The mayor of Whistler calls it a mind-boggling $100 million gift to the community.
The brand new $30 million dollar Audain Art Museum is 56,000 square feet and filled with an extensive permanent collection of First Nations art and Emily Carr’s works. In addition, there are temporary exhibition galleries which will feature work by artists from Canada and around the world.
The building was built by philanthropist and art collector Michael Audain and his wife Yoshiko Karasawa, who have been collecting art for 40 years.
Now that art will be shared with the world
The collection includes centuries-old Northwest Coast works, some created before the European contact, to the internationally-renowned Vancouver photo-conceptualists of our current era.
Audain spoke with Jon McComb about the new gallery, his decision to build it in Whistler, and his extensive art collection – which now has a permanent home.
“It was the community that came up with a wonderful site for us. We’d been looking for some time for a naturally landscaped site with abundant trees and good pedestrian access, and lo and behold, we found it in Whistler.”
On his extensive collection of BC first nations art
“Specializing in the art of British Columbia you can’t very well collect B.C. art if you don’t recognize the tremendous First Nations heritage that we have. After all, the original people of this coast were making some of the most important art for many thousands of years.”
LISTEN to the full interview with Philanthropist Michael Audain:
The world-wide search for B.C.’s lost coastal First Nations art
“In the 19th century, ships would come from Europe and the east coast of America, up our coast. They were looking to collect this art, they would then take it back and sell it to the museums of New York and Berlin, London, Paris and that sort of thing.”
He says a lot of the finer works can only be found in those museums.
“So with a the help of a wonderful New York dealer, we went to collectors all over the United States and Europe to bring these works back to our coast.”
Audain’s love of masks
Among the highlights of the permanent collection will be one of the world’s most important collections of Northwest Coast masks, which have fascinated Audian ever since he was a small boy and encountered them at the Royal BC Museum in Victoria.
“It may sound strange to say it, but they have a somewhat magical quality. After all, they were created by great artists to help the wearers to make a transition between the world of the human beings and the spiritual worlds. One can just think back to early days when they danced at night in the longhouses, and it looked as if the dancers were becoming one with the realms of the seas, the land and the sky as they were transformed for a while into different members of not only the human race, but all the creatures created by the great spirit.”
Contemporary B.C. First Nations arts
“Ever since Bill Reid and great artists like Robert Davidson started re-creating the work of the past, now today First Nations artists all over the province are making wondering art – often in new mediums. Not just carving, but in weaving, basket-making, even in films and that sort of thing. We have a very rich heritage of First Nations art-making, but also a great many young people today who are earning their living and also contributing to the culture of our wonderful province.”
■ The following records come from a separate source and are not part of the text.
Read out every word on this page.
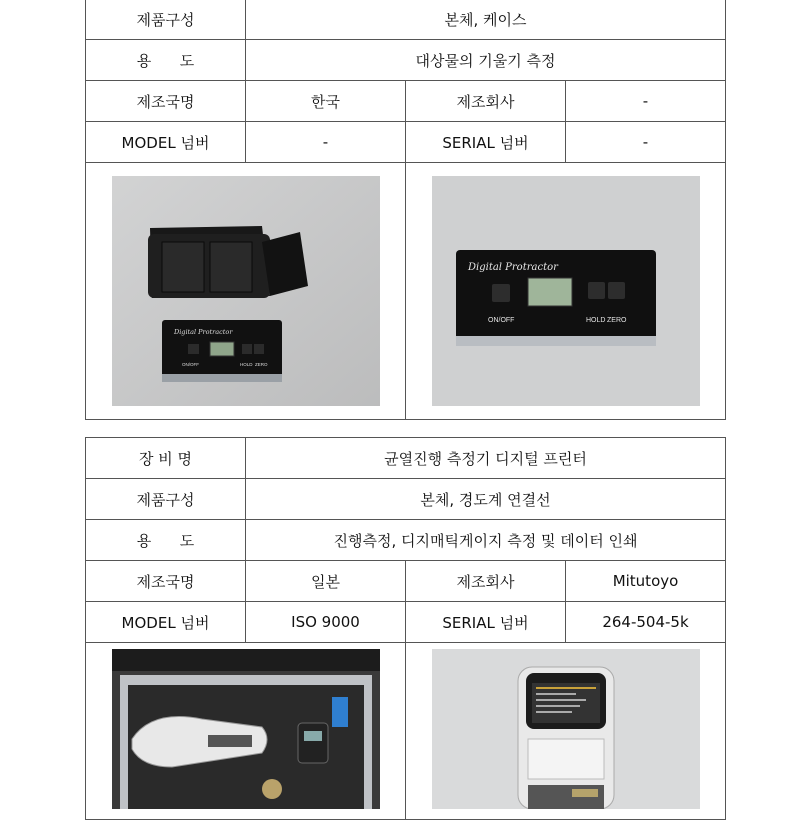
제품구성	본체, 케이스		
용      도	대상물의 기울기 측정		
제조국명	한국	제조회사	-
MODEL 넘버	-	SERIAL 넘버	-

Digital Protractor
ON/OFF HOLD ZERO		Digital Protractor
ON/OFF HOLD ZERO	
장 비 명	균열진행 측정기 디지털 프린터		
제품구성	본체, 경도계 연결선		
용      도	진행측정, 디지매틱게이지 측정 및 데이터 인쇄		
제조국명	일본	제조회사	Mitutoyo
MODEL 넘버	ISO 9000	SERIAL 넘버	264-504-5k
Why not the Vancouver Art Gallery?
“We finally came to the realization that given the size of our collection, we would like it to be on exhibition permanently.”
Audain says the VAG at it is now, doesn’t have enough room to accommodate a collection of his size permanently.
“Hopefully in the future there’ll be a new Vancouver Art Gallery building and that’ll be marvelous. But when you come tot he Audain Art Museum in Whistler, you’ll be able to progress through from the early First Nations days to Emily Carr and the wonderful artist E. J. Hughes, and then up the important contemporary artists of today whose work is being collected around the world.”
Will he miss his collection?
He says even though he misses the works that he had in own home for many years, on the other hand he’s happy to be able to share the work with the world.